Conservative rhetoric tends to exceptionalize disability, with terms like “special needs child” and implications that disabled people are angelic, inspirational, and sometimes educational by nature of being disabled. A child with Down syndrome isn’t just a disabled child under this framework, for example, but a valuable lesson to the people around her. Terminating a pregnancy for disability is sometimes treated as even worse than terminating an apparently healthy pregnancy by those attempting to demonize abortion. This approach to abortion for disability uses disabled people as pawns to advance abortion restrictions, playing upon base emotions in the ultimate quest to make it functionally impossible to access abortion services. And conservatives can tar opponents of such laws with claims that they hate disabled people—even though many disabled people themselves oppose these patronizing policies, created to address a false epidemic of abortions for disability.
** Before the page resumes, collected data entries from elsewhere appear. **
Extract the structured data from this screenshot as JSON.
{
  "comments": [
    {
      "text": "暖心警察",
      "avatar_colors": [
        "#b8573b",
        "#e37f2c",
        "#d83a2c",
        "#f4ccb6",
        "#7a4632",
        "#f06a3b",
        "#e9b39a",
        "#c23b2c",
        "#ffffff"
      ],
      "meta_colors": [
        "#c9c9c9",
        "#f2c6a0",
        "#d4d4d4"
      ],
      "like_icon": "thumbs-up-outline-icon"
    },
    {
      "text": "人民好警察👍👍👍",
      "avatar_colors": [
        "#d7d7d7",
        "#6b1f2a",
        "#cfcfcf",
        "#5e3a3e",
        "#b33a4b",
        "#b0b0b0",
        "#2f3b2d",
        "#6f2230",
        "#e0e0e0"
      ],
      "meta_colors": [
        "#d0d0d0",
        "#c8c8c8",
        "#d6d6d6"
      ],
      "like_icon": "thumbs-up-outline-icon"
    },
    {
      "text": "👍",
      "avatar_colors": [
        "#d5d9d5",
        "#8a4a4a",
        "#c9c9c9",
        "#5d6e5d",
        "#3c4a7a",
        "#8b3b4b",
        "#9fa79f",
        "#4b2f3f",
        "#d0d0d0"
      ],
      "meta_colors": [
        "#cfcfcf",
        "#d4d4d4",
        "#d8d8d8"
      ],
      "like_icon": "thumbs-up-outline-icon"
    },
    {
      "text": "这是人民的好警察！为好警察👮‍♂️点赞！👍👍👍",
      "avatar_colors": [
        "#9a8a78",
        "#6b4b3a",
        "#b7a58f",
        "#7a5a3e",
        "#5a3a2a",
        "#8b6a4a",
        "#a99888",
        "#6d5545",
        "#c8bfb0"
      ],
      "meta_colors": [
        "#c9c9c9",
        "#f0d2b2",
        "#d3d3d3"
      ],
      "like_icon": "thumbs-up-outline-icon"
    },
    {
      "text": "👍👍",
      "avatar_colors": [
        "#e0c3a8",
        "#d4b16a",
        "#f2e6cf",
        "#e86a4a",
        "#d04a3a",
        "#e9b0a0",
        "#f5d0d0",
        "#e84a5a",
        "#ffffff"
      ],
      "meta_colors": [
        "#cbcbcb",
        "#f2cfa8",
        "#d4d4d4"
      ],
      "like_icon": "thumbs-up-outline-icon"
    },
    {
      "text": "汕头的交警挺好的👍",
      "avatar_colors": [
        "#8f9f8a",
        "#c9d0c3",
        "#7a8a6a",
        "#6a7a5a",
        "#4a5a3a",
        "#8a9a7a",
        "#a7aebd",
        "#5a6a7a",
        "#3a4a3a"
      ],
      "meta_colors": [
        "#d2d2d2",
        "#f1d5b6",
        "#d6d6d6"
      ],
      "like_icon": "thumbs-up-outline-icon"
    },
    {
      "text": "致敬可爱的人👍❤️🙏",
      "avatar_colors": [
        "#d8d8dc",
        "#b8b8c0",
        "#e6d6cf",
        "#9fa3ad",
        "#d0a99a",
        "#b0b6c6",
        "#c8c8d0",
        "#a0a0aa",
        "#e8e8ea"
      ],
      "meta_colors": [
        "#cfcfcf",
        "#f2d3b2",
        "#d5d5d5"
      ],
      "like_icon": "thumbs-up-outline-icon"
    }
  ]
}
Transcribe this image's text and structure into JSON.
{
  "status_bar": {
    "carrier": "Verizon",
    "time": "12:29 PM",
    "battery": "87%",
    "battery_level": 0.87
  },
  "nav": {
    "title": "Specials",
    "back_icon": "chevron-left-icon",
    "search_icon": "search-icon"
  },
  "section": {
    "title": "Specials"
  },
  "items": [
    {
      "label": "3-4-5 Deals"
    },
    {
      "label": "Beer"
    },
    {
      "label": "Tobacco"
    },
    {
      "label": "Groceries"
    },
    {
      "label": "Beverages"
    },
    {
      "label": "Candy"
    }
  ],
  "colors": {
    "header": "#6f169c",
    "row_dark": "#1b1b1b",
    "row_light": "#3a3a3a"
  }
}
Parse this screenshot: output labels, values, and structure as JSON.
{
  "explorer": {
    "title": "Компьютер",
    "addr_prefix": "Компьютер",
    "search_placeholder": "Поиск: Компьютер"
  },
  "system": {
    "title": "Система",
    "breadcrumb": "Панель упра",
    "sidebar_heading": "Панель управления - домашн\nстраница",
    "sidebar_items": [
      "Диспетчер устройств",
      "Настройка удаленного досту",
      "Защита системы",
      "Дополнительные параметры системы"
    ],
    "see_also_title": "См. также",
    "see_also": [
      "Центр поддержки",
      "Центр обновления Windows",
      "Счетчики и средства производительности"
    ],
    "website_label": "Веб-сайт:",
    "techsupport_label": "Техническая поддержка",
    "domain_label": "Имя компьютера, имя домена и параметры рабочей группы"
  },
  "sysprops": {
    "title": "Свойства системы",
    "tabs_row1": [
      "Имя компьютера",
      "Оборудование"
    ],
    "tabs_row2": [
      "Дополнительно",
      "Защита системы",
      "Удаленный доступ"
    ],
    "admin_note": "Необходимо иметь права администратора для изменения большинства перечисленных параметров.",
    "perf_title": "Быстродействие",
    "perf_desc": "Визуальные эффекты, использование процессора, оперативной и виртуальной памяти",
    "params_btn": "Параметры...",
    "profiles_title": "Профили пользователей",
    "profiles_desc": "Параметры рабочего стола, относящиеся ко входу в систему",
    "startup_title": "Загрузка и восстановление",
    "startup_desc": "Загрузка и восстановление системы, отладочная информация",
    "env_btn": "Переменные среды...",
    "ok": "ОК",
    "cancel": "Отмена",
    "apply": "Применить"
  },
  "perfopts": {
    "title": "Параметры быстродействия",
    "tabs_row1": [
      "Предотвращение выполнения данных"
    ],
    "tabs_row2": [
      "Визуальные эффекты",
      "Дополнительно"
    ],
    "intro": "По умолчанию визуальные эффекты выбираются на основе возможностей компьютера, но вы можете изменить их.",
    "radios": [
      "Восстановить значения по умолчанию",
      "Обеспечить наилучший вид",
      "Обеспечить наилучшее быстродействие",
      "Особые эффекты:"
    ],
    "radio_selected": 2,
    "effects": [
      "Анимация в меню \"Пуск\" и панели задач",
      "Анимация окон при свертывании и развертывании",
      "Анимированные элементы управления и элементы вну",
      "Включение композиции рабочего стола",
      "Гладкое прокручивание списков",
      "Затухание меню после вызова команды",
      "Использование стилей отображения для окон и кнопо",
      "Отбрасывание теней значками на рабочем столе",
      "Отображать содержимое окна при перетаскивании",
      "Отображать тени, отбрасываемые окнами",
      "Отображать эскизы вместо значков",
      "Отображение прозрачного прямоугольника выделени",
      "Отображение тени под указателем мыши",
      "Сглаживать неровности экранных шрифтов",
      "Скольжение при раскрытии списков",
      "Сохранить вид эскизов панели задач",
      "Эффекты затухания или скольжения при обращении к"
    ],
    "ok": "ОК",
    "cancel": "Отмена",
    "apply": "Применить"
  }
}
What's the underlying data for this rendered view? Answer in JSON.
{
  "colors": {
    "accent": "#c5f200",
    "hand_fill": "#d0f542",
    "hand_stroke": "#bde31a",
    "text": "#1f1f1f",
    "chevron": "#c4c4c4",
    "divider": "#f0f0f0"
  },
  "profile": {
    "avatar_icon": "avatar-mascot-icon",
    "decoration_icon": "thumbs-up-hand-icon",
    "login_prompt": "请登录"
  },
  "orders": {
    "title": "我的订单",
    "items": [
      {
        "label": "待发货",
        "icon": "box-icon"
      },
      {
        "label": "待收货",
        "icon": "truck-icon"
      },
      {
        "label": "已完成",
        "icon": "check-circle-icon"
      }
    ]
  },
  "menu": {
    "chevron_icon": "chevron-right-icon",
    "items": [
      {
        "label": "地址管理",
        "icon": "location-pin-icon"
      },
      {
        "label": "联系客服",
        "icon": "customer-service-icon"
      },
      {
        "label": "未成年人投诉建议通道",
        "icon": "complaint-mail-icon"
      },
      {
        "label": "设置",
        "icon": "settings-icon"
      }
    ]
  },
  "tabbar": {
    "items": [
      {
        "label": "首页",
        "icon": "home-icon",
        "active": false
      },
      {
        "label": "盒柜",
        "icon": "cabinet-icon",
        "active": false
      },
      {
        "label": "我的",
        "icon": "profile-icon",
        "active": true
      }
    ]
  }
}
When those on either side of the abortion debate suggest that the default response to a given diagnosis is abortion, people living with that diagnosis hear that their lives are not valued. This argument implies that life with a disability is not worth living, and that it is a natural response for many to wish to terminate in cases of fetal anomalies. This rhetoric often collapses radically different diagnoses under the same roof; some impairments are lethal, others can pose significant challenges, and in other cases, people can enjoy excellent quality of life if they are provided with access to the services they need.

Many parents facing a prenatal diagnosis have never interacted with disabled people, don’t know very much about the disability in question, and are feeling overwhelmed. Anti-choicers want to force them to listen to lectures at the least and claim this is for everyone’s good, which is a gross violation of personal privacy, especially since they don’t back their advocacy up with support for disability programs that would make a comfortable, happy life with a complex impairment possible. The pro-choice movement, on the other hand, often finds itself caught between the imperative to defend abortion as an absolute personal right and suggesting that some lived potentials are worth more than others. It’s a disturbing line of argument to take, alienating people who might otherwise be very supportive of abortion rights.

It’s clearly tempting to use Zika as a political football in the abortion debate, and for conservatives, doing so is taking advantage of a well-established playbook. Pro-choicers, however, would do better to walk off the field, because defending abortion access on the sole grounds that a fetus might have a disability rings very familiar and uncomfortable alarm bells for many in the disability community.